I'm also struggling to update my gdal, but with another error. But I found something related to your SWIG problem on Nabble, maybe it can help you: http://freebsd.1045724.n5.nabble.com/graphics-gdal-1-9-0-does-not-build-on-CURRENT-td5710844.html. May I ask how you got past the iconv issue mentioned here?


----------



## aorchid (Jun 6, 2012)

It turns out that my swig associated error is because I was building gdal with the Python option turned on. I did not realize this. Removing the Python option from gdal's make file (the default is off) allowed gdal to build. Maybe I would need to build Python differently to have the swig option on. I don't know. I do know that there is/was a problem on 10-CURRENT related to swig and gdal as well, as you point out.

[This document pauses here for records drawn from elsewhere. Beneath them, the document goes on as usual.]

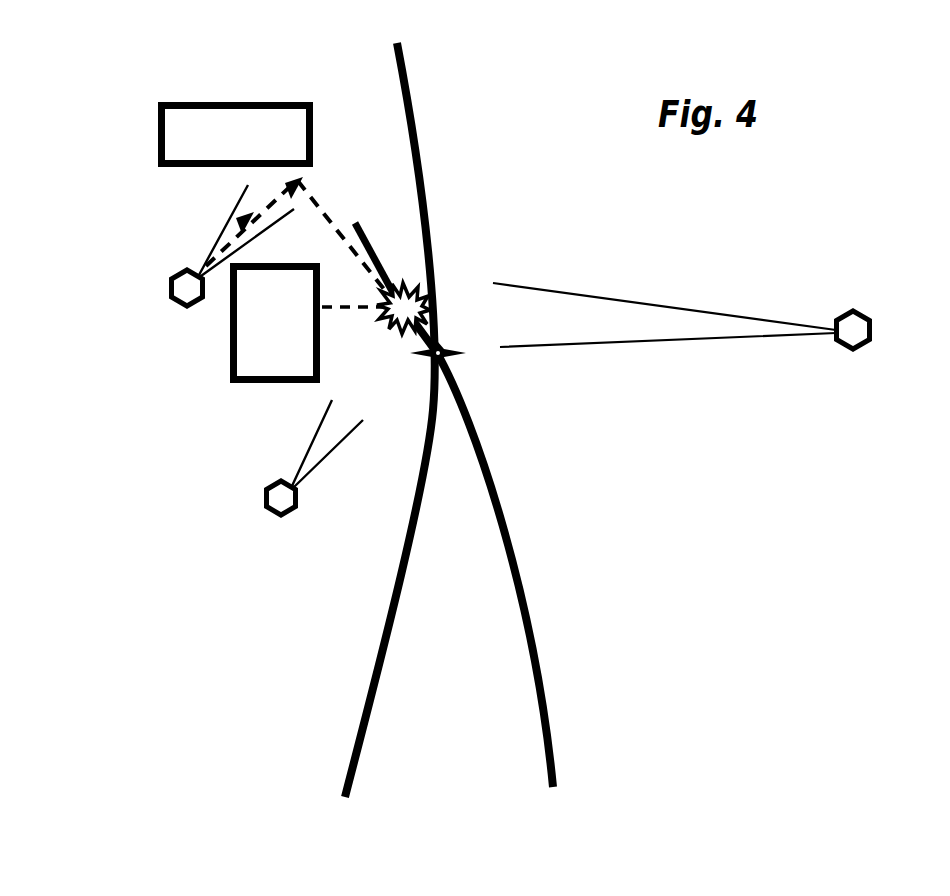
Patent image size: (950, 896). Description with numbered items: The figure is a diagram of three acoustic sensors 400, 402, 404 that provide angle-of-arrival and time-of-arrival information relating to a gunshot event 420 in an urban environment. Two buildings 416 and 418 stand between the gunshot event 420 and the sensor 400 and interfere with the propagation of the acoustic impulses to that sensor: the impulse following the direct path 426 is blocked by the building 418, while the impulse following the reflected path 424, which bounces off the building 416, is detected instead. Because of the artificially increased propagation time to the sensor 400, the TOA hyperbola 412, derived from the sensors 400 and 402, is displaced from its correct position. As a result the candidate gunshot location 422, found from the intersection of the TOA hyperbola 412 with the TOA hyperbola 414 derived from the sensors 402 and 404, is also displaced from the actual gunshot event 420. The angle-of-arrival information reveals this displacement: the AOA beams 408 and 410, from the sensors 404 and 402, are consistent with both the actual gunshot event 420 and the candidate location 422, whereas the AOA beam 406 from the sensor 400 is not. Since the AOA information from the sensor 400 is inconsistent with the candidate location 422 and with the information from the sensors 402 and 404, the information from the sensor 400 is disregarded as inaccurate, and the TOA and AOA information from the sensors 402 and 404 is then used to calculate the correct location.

The sensor 400 is at (176, 300).
The sensor 402 is at (837, 320).
The sensor 404 is at (268, 510).
The AOA beam 406 is at (214, 228).
The AOA beam 408 is at (317, 423).
The AOA beam 410 is at (700, 340).
The TOA hyperbola 412 is at (357, 748).
The TOA hyperbola 414 is at (531, 636).
The building 416 is at (303, 150).
The building 418 is at (297, 360).
The gunshot event 420 is at (428, 298).
The candidate gunshot location 422 is at (447, 360).
The reflected path 424 is at (334, 232).
The direct path 426 is at (346, 307).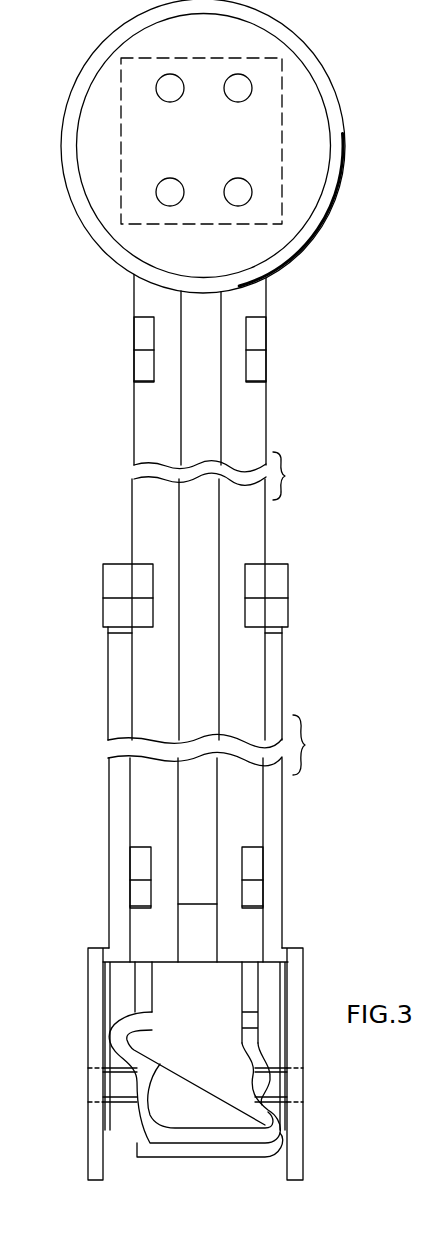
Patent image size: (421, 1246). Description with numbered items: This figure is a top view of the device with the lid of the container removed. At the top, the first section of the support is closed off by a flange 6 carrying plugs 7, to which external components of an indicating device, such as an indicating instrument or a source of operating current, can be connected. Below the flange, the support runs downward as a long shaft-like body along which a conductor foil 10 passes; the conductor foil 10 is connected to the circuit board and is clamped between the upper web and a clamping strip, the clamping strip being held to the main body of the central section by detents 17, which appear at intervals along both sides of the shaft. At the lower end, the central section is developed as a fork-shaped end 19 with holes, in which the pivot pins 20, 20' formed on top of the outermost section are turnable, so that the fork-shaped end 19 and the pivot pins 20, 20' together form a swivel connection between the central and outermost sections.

The flange 6 is at (313, 127).
The plugs 7 is at (162, 90).
The detents 17 is at (142, 367).
The conductor foil 10 is at (158, 995).
The fork-shaped end 19 is at (87, 1133).
The pivot pin 20 is at (90, 1083).
The pivot pin 20' is at (304, 1084).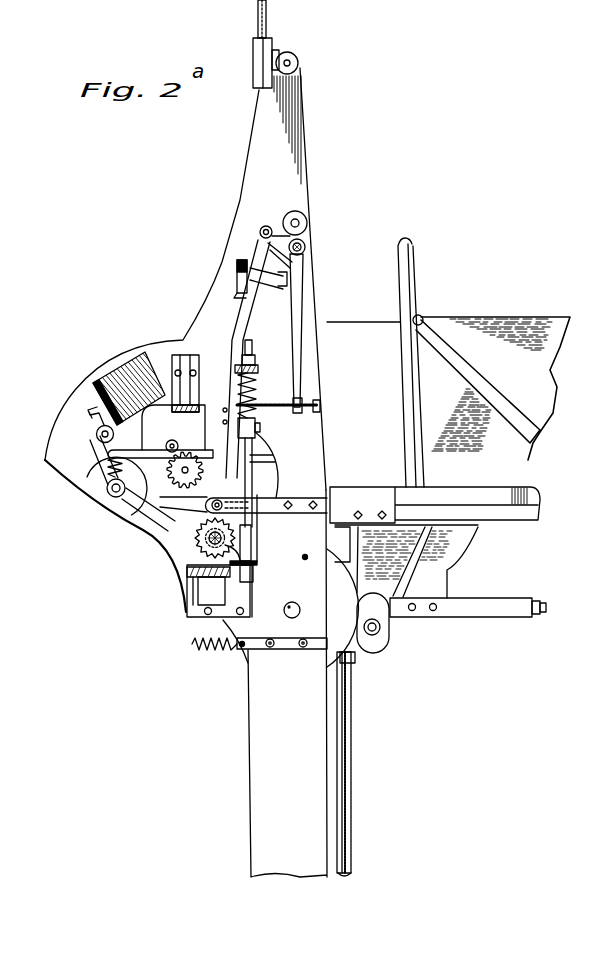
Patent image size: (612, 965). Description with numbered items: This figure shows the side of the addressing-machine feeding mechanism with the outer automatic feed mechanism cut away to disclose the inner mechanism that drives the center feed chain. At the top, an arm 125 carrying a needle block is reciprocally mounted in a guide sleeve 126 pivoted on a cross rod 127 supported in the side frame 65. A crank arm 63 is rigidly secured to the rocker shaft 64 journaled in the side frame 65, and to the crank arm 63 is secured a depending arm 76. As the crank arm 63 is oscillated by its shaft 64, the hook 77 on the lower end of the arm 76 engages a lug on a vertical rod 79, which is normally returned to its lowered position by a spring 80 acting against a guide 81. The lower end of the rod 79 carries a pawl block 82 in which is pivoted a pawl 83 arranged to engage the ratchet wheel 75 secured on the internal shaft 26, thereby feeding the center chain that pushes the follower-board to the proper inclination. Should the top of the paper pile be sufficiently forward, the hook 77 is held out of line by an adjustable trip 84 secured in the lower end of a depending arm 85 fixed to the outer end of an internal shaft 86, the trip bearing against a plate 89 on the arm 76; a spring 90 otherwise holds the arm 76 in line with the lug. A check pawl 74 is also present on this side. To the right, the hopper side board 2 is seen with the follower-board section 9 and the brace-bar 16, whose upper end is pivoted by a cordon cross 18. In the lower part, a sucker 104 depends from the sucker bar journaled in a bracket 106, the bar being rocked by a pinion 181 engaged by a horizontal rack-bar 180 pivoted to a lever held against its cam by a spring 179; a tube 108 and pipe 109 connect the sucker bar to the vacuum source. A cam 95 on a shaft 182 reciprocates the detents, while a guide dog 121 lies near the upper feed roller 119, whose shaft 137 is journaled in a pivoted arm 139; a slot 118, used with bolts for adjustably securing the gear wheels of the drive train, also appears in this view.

The arm 125 is at (266, 24).
The guide sleeve 126 is at (257, 72).
The cross rod 127 is at (298, 62).
The side frame 65 is at (311, 160).
The crank arm 63 is at (278, 223).
The shaft 64 is at (305, 222).
The internal shaft 86 is at (306, 247).
The depending arm 85 is at (297, 293).
The spring 90 is at (235, 283).
The depending arm 76 is at (237, 327).
The guide 81 is at (254, 364).
The spring 80 is at (255, 391).
The adjustable trip 84 is at (313, 402).
The slot 118 is at (256, 437).
The hook 77 is at (252, 458).
The vertical rod 79 is at (246, 486).
The pawl 83 is at (257, 545).
The pawl block 82 is at (254, 575).
The tube 108 is at (342, 510).
The cam 95 is at (360, 652).
The pipe 109 is at (351, 742).
The follower-board section 9 is at (410, 300).
The cordon cross 18 is at (423, 318).
The brace-bar 16 is at (513, 416).
The side board 2 is at (501, 326).
The sucker 104 is at (140, 473).
The rack-bar 180 is at (98, 438).
The shaft 137 is at (108, 490).
The feed roller 119 is at (137, 478).
The pivoted arm 139 is at (187, 503).
The bracket 106 is at (173, 394).
The plate 89 is at (216, 430).
The pinion 181 is at (183, 482).
The check pawl 74 is at (196, 541).
The guide dog 121 is at (153, 527).
The ratchet wheel 75 is at (205, 545).
The internal shaft 26 is at (190, 566).
The shaft 182 is at (290, 616).
The spring 179 is at (230, 632).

Fortunately I have not had the iconv error you mention. Sorry I cannot be of help with that.

Aric


----------



## frabron (Jun 6, 2012)

This is unfortunate for me, but thanks anyway for replying. Then I'll wait for the 1.9.1 release ...


----------



## bart (Jun 6, 2012)

What are your options?


----------



## frabron (Jun 7, 2012)

My options? Sorry, but I don't understand what you want to know from me here ...


----------



## danger@ (Jun 11, 2012)

He wants you to send the output of this command:

`# make showconfig`


----------



## frabron (Jun 12, 2012)

Ah, OK, but this is not necessary anymore. Sunpoet, the maintainer of the port is preparing a new release with 1.9.1. In this version my problem is solved.


----------



## danger@ (Jun 12, 2012)

I know, he told me he's planning to commit the update today. Let's see how it works out, as I am waiting for it as well


----------